Frequently Asked Questions
Q: What is a "normal" GFR?
A: Normal GFR depends on age. For younger adults (20–39), GFR typically ranges from 99 to 130 mL/min/1.73m². For adults over 70, a GFR of 60–80 mL/min/1.73m² is normal and expected. Your healthcare provider should interpret your GFR in context of your age.
Q: Does a low GFR always mean kidney disease?
A: Not necessarily. A mildly reduced GFR (Stage G2, 60–89 mL/min/1.73m²) in an older adult without proteinuria or other signs of kidney damage may represent normal aging rather than disease. However, a GFR that declines rapidly, or is accompanied by proteinuria or other abnormalities, warrants investigation.
Q: Can GFR improve or get better?
A: Stable or slowly declining GFR is expected with aging. However, acute GFR decline due to reversible causes (such as dehydration, medication side effects, or acute illness) can improve with treatment. In people with CKD, slowing the rate of decline through blood pressure control, diabetes management, and medication (such as ACE inhibitors or SGLT2 inhibitors) is the goal, rather than reversing it.
Q: Why is my GFR different when tested at different times?
A: GFR varies naturally with hydration status, time of day, and other factors. Variation of ±10–15 mL/min/1.73m² is normal. Larger changes warrant investigation.
Q: How often should my GFR be checked?
A: The KDIGO guidelines recommend checking GFR every 12 months for adults with GFR <60 mL/min/1.73m² or the presence of albuminuria. Those with GFR >60 and no albuminuria need less frequent testing unless they have risk factors such as diabetes or hypertension.
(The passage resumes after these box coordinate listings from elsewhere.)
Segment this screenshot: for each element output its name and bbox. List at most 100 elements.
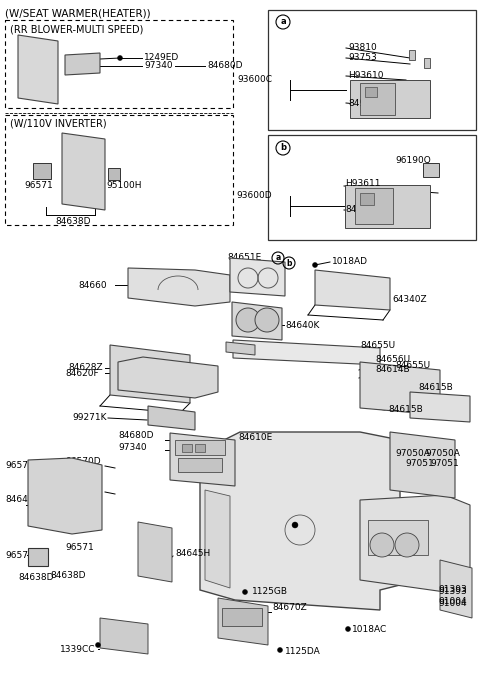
- Text: 91393: 91393: [438, 587, 467, 596]
- Polygon shape: [128, 268, 230, 306]
- Bar: [355, 188, 393, 224]
- Polygon shape: [138, 522, 172, 582]
- Text: 84656U: 84656U: [375, 356, 410, 364]
- Bar: [68, 58, 96, 70]
- Text: 96190Q: 96190Q: [395, 155, 431, 164]
- Circle shape: [118, 55, 122, 60]
- Polygon shape: [200, 432, 400, 610]
- Circle shape: [236, 308, 260, 332]
- Polygon shape: [424, 58, 430, 68]
- Circle shape: [292, 522, 298, 528]
- Text: 84614B: 84614B: [375, 366, 409, 375]
- Text: 1018AC: 1018AC: [352, 625, 387, 633]
- Text: 84638D: 84638D: [50, 571, 85, 579]
- Bar: [108, 168, 120, 180]
- Text: 91004: 91004: [438, 596, 467, 606]
- Text: 1125DA: 1125DA: [285, 646, 321, 656]
- Polygon shape: [315, 270, 390, 310]
- Text: b: b: [280, 143, 286, 153]
- Text: 97050A: 97050A: [395, 448, 430, 458]
- Text: 84955A: 84955A: [345, 206, 380, 214]
- Polygon shape: [409, 50, 415, 60]
- Text: 84620F: 84620F: [65, 368, 98, 377]
- Polygon shape: [232, 302, 282, 340]
- Polygon shape: [28, 458, 102, 534]
- Bar: [222, 608, 262, 626]
- Text: 97051: 97051: [405, 458, 434, 468]
- Text: 84670Z: 84670Z: [272, 604, 307, 612]
- Bar: [368, 520, 428, 555]
- Bar: [195, 444, 205, 452]
- Circle shape: [370, 533, 394, 557]
- Text: (W/110V INVERTER): (W/110V INVERTER): [10, 119, 107, 129]
- Bar: [28, 548, 48, 566]
- Text: 96570D: 96570D: [65, 458, 101, 466]
- Circle shape: [312, 262, 317, 268]
- Polygon shape: [440, 560, 472, 618]
- Bar: [423, 163, 439, 177]
- Bar: [268, 135, 476, 240]
- Text: H93610: H93610: [348, 72, 384, 80]
- Text: 97340: 97340: [144, 62, 173, 70]
- Text: a: a: [276, 254, 281, 262]
- Polygon shape: [360, 495, 470, 592]
- Text: 84680D: 84680D: [118, 431, 154, 439]
- Polygon shape: [118, 357, 218, 398]
- Circle shape: [395, 533, 419, 557]
- Polygon shape: [148, 406, 195, 430]
- Polygon shape: [360, 362, 440, 415]
- Text: 96571: 96571: [5, 550, 34, 560]
- Bar: [5, 115, 233, 225]
- Circle shape: [255, 308, 279, 332]
- Circle shape: [96, 642, 100, 648]
- Polygon shape: [233, 340, 380, 365]
- Text: 95100H: 95100H: [106, 180, 142, 189]
- Text: 84955: 84955: [348, 99, 377, 107]
- Bar: [33, 163, 51, 179]
- Text: 91393: 91393: [438, 585, 467, 594]
- Text: 84651E: 84651E: [227, 253, 261, 262]
- Text: 84644B: 84644B: [5, 496, 39, 504]
- Polygon shape: [170, 433, 235, 486]
- Text: 84660: 84660: [78, 281, 107, 289]
- Text: 97050A: 97050A: [425, 448, 460, 458]
- Text: 84638D: 84638D: [18, 573, 53, 583]
- Text: 84655U: 84655U: [395, 360, 430, 370]
- Polygon shape: [226, 342, 255, 355]
- Text: 84640K: 84640K: [285, 320, 319, 329]
- Text: 93810: 93810: [348, 43, 377, 53]
- Text: 84638D: 84638D: [55, 216, 91, 226]
- Text: 91004: 91004: [262, 349, 290, 358]
- Bar: [182, 444, 192, 452]
- Text: 96571: 96571: [24, 180, 53, 189]
- Polygon shape: [390, 432, 455, 498]
- Polygon shape: [100, 618, 148, 654]
- Text: a: a: [280, 18, 286, 26]
- Bar: [360, 83, 395, 115]
- Text: 84645H: 84645H: [175, 548, 210, 558]
- Circle shape: [242, 589, 248, 594]
- Polygon shape: [205, 490, 230, 588]
- Text: b: b: [286, 258, 292, 268]
- Text: 99271K: 99271K: [72, 414, 107, 422]
- Text: 97340: 97340: [118, 443, 146, 452]
- Text: 1018AD: 1018AD: [332, 258, 368, 266]
- Circle shape: [346, 627, 350, 631]
- Bar: [5, 20, 233, 108]
- Text: H93611: H93611: [345, 180, 381, 189]
- Text: 84644B: 84644B: [65, 485, 99, 495]
- Polygon shape: [110, 345, 190, 403]
- Bar: [360, 193, 374, 205]
- Text: (W/SEAT WARMER(HEATER)): (W/SEAT WARMER(HEATER)): [5, 8, 151, 18]
- Polygon shape: [345, 185, 430, 228]
- Text: 84655U: 84655U: [360, 341, 395, 349]
- Bar: [268, 10, 476, 130]
- Polygon shape: [65, 53, 100, 75]
- Text: 1125GB: 1125GB: [252, 587, 288, 596]
- Text: 1249ED: 1249ED: [144, 53, 179, 62]
- Text: 93753: 93753: [348, 53, 377, 62]
- Text: 1339CC: 1339CC: [60, 644, 96, 654]
- Bar: [175, 440, 225, 455]
- Text: 93600D: 93600D: [236, 191, 272, 201]
- Text: 96571: 96571: [65, 544, 94, 552]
Q: Does exercise improve GFR?
A: Regular aerobic exercise may slow the decline in GFR over time and is recommended for overall cardiovascular and kidney health. However, acute intense exercise can transiently increase creatinine; testing is best done at rest.
Q: What is the difference between creatinine-based and cystatin C-based GFR?
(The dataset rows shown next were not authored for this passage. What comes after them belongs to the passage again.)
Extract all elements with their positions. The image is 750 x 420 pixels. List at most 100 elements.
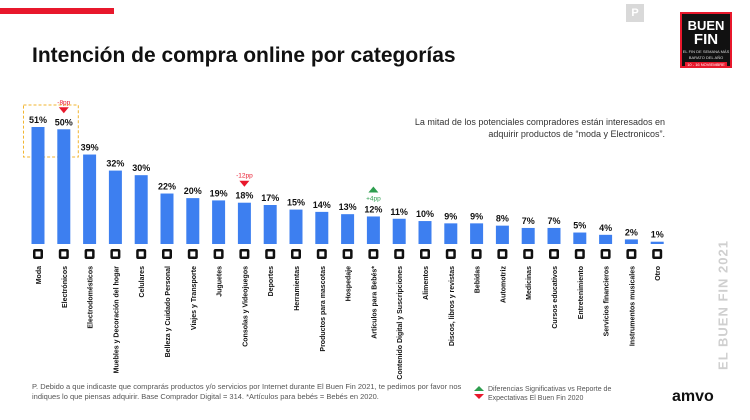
bar-value-label: 4%: [599, 223, 612, 233]
tablet-icon: [394, 249, 405, 259]
bar-value-label: 9%: [470, 211, 483, 221]
bar: [341, 214, 355, 244]
bar-value-label: 5%: [573, 221, 586, 231]
bar: [547, 227, 561, 244]
guitar-icon: [626, 249, 637, 259]
category-label: Electrodomésticos: [88, 266, 95, 329]
category-label: Belleza y Cuidado Personal: [165, 266, 172, 357]
legend-triangles-icon: [474, 386, 484, 399]
page-tag: P: [626, 4, 644, 22]
ball-icon: [265, 249, 276, 259]
cup-icon: [471, 249, 482, 259]
category-label: Servicios financieros: [604, 266, 611, 337]
stroller-icon: [368, 249, 379, 259]
category-label: Celulares: [139, 266, 146, 298]
category-label: Bebidas: [475, 266, 482, 293]
category-label: Cursos educativos: [552, 266, 559, 329]
plane-icon: [187, 249, 198, 259]
bar-value-label: 51%: [29, 115, 47, 125]
bar: [599, 234, 613, 244]
building-icon: [342, 249, 353, 259]
bar: [521, 227, 535, 244]
category-label: Contenido Digital y Suscripciones: [397, 266, 404, 380]
bar: [289, 209, 303, 244]
bar-value-label: 11%: [390, 207, 408, 217]
burger-icon: [420, 249, 430, 259]
bar: [573, 232, 587, 244]
bar-value-label: 9%: [444, 211, 457, 221]
category-label: Moda: [36, 266, 43, 284]
bar: [31, 127, 45, 244]
bar-value-label: 10%: [416, 209, 434, 219]
bar-value-label: 19%: [210, 188, 228, 198]
washer-icon: [84, 249, 95, 259]
insight-note: La mitad de los potenciales compradores …: [414, 117, 665, 139]
bar-value-label: 50%: [55, 117, 73, 127]
bar: [57, 129, 71, 244]
tools-icon: [291, 249, 301, 259]
highlight-box: [23, 104, 79, 158]
legend-text: Diferencias Significativas vs Reporte de…: [488, 386, 612, 402]
logo-line-2: FIN: [693, 31, 719, 48]
music-icon: [574, 249, 585, 259]
category-label: Hospedaje: [346, 266, 353, 302]
category-label: Deportes: [268, 266, 275, 296]
bar-value-label: 15%: [287, 198, 305, 208]
bar-value-label: 7%: [547, 216, 560, 226]
bar: [263, 205, 277, 244]
bar: [186, 198, 200, 244]
bar-value-label: 7%: [522, 216, 535, 226]
decrease-triangle-icon: [58, 107, 69, 114]
hairdryer-icon: [162, 249, 172, 259]
category-label: Herramientas: [294, 266, 301, 311]
decrease-triangle-icon: [239, 180, 250, 187]
paw-icon: [316, 249, 327, 259]
footnote: P. Debido a que indicaste que comprarás …: [32, 382, 462, 401]
bar: [366, 216, 380, 244]
bar: [134, 175, 148, 244]
category-label: Juguetes: [217, 266, 224, 297]
category-label: Viajes y Transporte: [191, 266, 198, 330]
bar: [470, 223, 484, 244]
side-watermark: EL BUEN FIN 2021: [716, 230, 731, 380]
bar: [212, 200, 226, 244]
bar-value-label: 12%: [364, 204, 382, 214]
bar-value-label: 8%: [496, 214, 509, 224]
calendar-icon: [549, 249, 559, 259]
top-accent-bar: [0, 8, 114, 14]
buen-fin-logo: BUEN FIN EL FIN DE SEMANA MÁS BARATO DEL…: [680, 12, 732, 68]
category-label: Otro: [655, 266, 662, 281]
bar-value-label: 2%: [625, 227, 638, 237]
increase-triangle-icon: [368, 186, 379, 193]
category-label: Consolas y Videojuegos: [242, 266, 249, 347]
bar: [392, 218, 406, 244]
bar-value-label: 1%: [651, 230, 664, 240]
money-icon: [600, 249, 611, 259]
category-label: Productos para mascotas: [320, 266, 327, 352]
category-label: Electrónicos: [62, 266, 69, 308]
bar: [624, 239, 638, 244]
category-label: Automotriz: [500, 266, 507, 303]
annotation-label: +4pp: [366, 195, 381, 202]
amvo-logo: amvo: [672, 388, 714, 405]
logo-line-3: EL FIN DE SEMANA MÁS BARATO DEL AÑO: [682, 49, 730, 60]
bar-value-label: 22%: [158, 182, 176, 192]
bar-value-label: 14%: [313, 200, 331, 210]
category-label: Instrumentos musicales: [629, 266, 636, 346]
sofa-icon: [110, 249, 121, 259]
bar: [418, 221, 432, 244]
category-label: Medicinas: [526, 266, 533, 300]
bar-value-label: 30%: [132, 163, 150, 173]
logo-line-1: BUEN: [687, 18, 725, 33]
dots-icon: [652, 249, 663, 259]
annotation-label: -8pp: [57, 99, 70, 106]
dress-icon: [33, 249, 43, 259]
bar: [650, 241, 664, 244]
bar-value-label: 13%: [339, 202, 357, 212]
stroller-icon: [213, 249, 224, 259]
bar: [160, 193, 174, 244]
logo-line-4: 10 - 16 NOVIEMBRE: [685, 62, 727, 68]
annotation-label: -12pp: [236, 173, 253, 180]
category-label: Artículos para Bebés*: [371, 266, 378, 339]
A: Creatinine-based GFR depends on serum creatinine production, which is influenced by muscle mass, age, and sex. Cystatin C is less affected by muscle mass and may provide more accurate estimates in individuals with very high or very low muscle mass. Some laboratories now report both values; discordance between the two suggests reassessment may be needed. Ask your laboratory whether cystatin C-based estimates are available if you have unusual muscle mass.
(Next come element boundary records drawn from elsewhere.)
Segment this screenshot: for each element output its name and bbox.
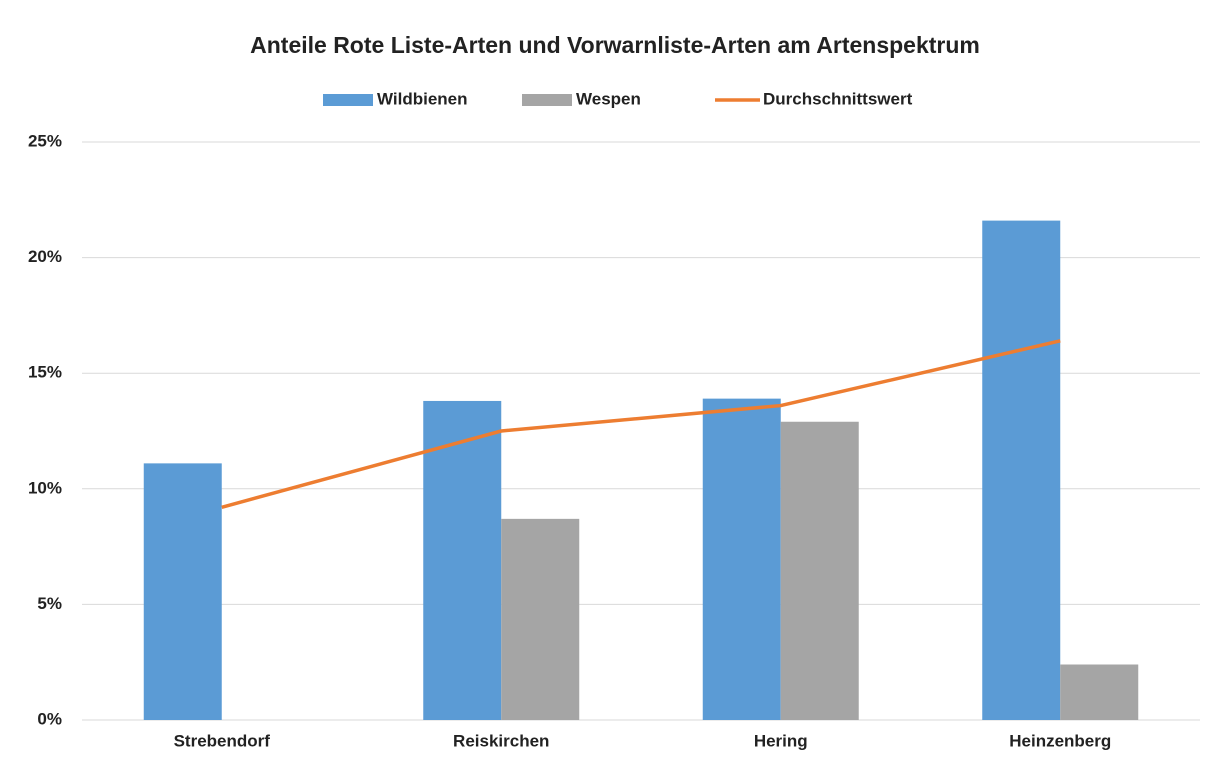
bar <box>780 421 859 720</box>
y-tick-label: 10% <box>28 478 62 497</box>
y-tick-label: 25% <box>28 131 62 150</box>
legend-swatch <box>522 94 572 106</box>
legend-swatch <box>323 94 373 106</box>
x-tick-label: Hering <box>754 731 808 750</box>
y-tick-label: 20% <box>28 247 62 266</box>
line <box>221 339 1061 509</box>
y-tick-label: 15% <box>28 363 62 382</box>
bar <box>143 463 222 720</box>
bar <box>501 518 580 720</box>
chart-title: Anteile Rote Liste-Arten und Vorwarnlist… <box>250 32 980 58</box>
legend-label: Durchschnittswert <box>763 89 913 108</box>
y-tick-label: 0% <box>37 709 62 728</box>
bar <box>423 400 502 720</box>
x-tick-label: Strebendorf <box>174 731 271 750</box>
legend-label: Wespen <box>576 89 641 108</box>
x-tick-label: Heinzenberg <box>1009 731 1111 750</box>
x-tick-label: Reiskirchen <box>453 731 549 750</box>
bar <box>982 220 1061 720</box>
y-tick-label: 5% <box>37 594 62 613</box>
bar <box>1060 664 1139 720</box>
bar <box>702 398 781 720</box>
legend-label: Wildbienen <box>377 89 468 108</box>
Q: Can I reverse kidney disease once my GFR declines?
A: True kidney disease is rarely reversed; the goal is to slow progression. However, acute GFR declines from reversible causes (acute kidney injury from dehydration, medication, or infection) can resolve with treatment. In chronic kidney disease, blood pressure control (goal <120 mmHg), management of diabetes or other causes, and potentially medication with ACE inhibitors or SGLT2 inhibitors may slow GFR decline to a rate approaching normal aging.
Medical Disclaimer
This article is for informational purposes only and does not constitute medical advice. GFR interpretation is complex and must account for age, sex, race, muscle mass, and clinical context. Always consult with a qualified healthcare provider to interpret your GFR results and determine whether treatment is needed. Your nephrologist or primary care physician can assess whether your kidney function is appropriate for your age and individual circumstances.
Sources
- Kidney Disease: Improving Global Outcomes (KDIGO). (2024). Clinical practice guideline for the diagnosis and management of chronic kidney disease. KDIGO.
- Inker, L. A., Eneanya, N. D., Coresh, J., et al. (2021). New creatinine and cystatin C-based equations to estimate GFR without race. New England Journal of Medicine, 385(19), 1737–1749.
- Levey, A. S., Coresh, J., Bolton, K., et al. (2012). K/DOQI clinical practice guidelines for chronic kidney disease: Evaluation, classification, and stratification. American Journal of Kidney Diseases, 39(2 suppl 1), S1–S266.
- Matsushita, K., Selvin, E., & Coresh, J. (2011). Change in estimated GFR associates with coronary heart disease and mortality risk. Journal of the American Society of Nephrology, 20(12), 2617–2627.